Czy kluska to nie przynęta? Z tym się nie zgodzę. No chyba że grot jest obłamany lub zupełnie przyklejony do tułowia. W pozostałych przypadkach jest to zwykła użytkowa nimfa, która ma jeszcze dodatkowe zadania. I to jest właśnie bardzo dobry pomysł, aby rozszerzać zadania jakie ma pełnić przynęta (inny przykład: sucha mucha pełniąca rolę indykatora!). Przecież celem każdego wędkarza jest podnoszenie swoich umiejętności i skuteczności, a nie łowienie w taki sposób jak łowiło sie w latach 70-tych. I właśnie kluska jest jedną z metod, która ma dostosować wędkarza do obecnych realiów, gdzie powierzchniowe żerowanie ryb zdarza się w ciagu 10% dni w roku i to najczesciej tylko przez 2-3 godz. Kluska jest właśnie dowodem na to że wędkarstwo muchowe ewoluuje.

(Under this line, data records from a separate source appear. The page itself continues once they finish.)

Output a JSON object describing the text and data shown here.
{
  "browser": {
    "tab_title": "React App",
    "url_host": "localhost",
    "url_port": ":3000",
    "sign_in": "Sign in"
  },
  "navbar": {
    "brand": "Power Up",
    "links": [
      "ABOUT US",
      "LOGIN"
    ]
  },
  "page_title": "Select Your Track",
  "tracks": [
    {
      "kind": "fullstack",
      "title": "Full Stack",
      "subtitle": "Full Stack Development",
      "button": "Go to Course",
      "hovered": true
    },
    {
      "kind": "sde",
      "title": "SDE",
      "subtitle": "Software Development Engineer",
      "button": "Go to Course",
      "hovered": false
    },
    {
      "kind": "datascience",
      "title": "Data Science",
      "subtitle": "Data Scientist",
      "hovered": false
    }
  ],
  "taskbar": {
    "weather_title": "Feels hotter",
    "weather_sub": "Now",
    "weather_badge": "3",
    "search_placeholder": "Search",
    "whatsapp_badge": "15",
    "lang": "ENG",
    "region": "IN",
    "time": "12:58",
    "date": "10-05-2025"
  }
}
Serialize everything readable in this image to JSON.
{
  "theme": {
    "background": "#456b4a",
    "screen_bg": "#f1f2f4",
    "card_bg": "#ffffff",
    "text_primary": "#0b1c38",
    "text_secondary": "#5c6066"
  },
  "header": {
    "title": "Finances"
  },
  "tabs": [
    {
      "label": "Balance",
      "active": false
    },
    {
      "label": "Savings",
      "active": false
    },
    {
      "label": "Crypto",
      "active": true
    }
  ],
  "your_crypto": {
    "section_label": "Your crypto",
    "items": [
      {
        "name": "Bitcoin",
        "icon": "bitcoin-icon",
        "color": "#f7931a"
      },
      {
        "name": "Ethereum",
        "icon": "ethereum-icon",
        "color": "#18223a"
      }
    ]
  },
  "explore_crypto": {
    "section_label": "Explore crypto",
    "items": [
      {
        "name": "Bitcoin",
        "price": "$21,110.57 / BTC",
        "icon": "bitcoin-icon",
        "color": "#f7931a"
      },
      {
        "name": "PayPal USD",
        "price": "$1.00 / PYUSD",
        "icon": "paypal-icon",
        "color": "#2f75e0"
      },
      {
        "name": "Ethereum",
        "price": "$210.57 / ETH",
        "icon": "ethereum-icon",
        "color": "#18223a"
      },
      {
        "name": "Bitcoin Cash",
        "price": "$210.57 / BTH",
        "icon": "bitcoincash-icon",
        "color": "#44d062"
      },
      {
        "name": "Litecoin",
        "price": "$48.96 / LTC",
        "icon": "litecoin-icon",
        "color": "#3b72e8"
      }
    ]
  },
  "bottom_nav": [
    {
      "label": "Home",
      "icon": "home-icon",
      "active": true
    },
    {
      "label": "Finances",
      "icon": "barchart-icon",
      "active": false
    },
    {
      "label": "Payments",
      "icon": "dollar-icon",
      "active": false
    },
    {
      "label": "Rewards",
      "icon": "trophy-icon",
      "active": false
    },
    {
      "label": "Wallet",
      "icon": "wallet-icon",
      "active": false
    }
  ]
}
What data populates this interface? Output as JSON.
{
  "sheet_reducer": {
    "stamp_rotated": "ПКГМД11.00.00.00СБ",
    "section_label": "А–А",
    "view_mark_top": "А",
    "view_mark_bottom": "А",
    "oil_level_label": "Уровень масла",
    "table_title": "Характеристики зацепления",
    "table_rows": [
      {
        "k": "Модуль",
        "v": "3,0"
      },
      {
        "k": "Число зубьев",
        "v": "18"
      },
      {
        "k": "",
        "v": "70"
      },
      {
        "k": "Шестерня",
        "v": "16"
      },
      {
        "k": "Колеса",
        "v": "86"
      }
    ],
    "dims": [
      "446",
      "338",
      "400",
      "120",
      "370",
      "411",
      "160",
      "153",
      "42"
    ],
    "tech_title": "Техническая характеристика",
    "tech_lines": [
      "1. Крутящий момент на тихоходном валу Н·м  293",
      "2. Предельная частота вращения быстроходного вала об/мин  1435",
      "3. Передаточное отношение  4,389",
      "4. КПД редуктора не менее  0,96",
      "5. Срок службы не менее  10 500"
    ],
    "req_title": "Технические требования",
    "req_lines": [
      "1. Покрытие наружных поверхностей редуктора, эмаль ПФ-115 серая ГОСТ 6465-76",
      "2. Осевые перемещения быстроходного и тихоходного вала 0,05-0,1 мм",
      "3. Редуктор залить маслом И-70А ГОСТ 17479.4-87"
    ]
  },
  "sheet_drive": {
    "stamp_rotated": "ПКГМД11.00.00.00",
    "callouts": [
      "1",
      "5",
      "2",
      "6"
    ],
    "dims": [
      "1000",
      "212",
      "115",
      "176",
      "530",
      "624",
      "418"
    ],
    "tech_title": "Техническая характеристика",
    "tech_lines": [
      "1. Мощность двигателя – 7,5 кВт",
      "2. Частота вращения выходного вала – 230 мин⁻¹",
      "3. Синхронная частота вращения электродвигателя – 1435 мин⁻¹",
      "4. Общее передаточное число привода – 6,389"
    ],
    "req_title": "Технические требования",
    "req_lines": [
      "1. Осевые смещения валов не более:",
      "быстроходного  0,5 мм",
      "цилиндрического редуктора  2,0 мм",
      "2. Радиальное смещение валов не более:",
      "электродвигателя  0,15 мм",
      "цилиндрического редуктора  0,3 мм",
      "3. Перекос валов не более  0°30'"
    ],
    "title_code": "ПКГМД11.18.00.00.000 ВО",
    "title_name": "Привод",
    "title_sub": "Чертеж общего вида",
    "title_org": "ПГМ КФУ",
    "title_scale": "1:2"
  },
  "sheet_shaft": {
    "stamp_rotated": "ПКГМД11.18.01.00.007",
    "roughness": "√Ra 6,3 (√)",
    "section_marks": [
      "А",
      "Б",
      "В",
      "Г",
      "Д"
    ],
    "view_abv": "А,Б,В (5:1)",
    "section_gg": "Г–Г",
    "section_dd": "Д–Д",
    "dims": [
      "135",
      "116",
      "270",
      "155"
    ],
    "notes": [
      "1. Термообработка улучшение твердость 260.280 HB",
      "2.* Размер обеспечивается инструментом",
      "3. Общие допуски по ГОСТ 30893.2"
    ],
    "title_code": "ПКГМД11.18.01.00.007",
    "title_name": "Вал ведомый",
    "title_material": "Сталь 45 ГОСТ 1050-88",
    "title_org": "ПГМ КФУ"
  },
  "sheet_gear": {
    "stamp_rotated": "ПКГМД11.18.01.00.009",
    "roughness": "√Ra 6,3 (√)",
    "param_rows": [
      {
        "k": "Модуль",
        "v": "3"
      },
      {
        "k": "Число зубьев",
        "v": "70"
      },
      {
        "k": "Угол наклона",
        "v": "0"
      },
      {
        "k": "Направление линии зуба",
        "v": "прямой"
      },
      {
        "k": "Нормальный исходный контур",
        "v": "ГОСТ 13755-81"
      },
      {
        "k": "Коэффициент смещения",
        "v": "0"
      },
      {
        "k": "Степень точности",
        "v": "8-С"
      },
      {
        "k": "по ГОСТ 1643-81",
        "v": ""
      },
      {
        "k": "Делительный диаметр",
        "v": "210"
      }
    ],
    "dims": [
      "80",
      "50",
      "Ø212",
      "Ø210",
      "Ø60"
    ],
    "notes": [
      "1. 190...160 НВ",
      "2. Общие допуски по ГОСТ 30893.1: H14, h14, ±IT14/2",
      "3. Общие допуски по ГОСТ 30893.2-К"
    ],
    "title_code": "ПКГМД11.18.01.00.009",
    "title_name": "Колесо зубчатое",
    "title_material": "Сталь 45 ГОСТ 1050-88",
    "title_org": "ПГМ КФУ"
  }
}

I myli się bardzo ten, kto uważa że łowienie takie jest proste, a efekty natychmiastowe. Wszystko wymaga pracy, myślenia i wysiłku.
Zresztą co jest złego w tym że ktoś podnosi skuteczność swojego łowienia? A dla ryby jakie ma znaczenie czy ktoś łowi na kluskę lub bez? Przecież żadne, bo przecież to są dalej nimfy - ani nie połknie przynęty głęboko jak żywego robaka, ani nie pokaleczy się wielogrotowymi kotwicami przynęt spinningowych itd.
Jedno jest tylko ważne - aby wędkarz który już nauczył się łowić skutecznie (jakąkolwiek metodą, niekoniecznie dolną nimfą), miał umiar i wyobraźnie przy zabieraniu ryb. Tyle że to już jest zupełnie inna kwestia.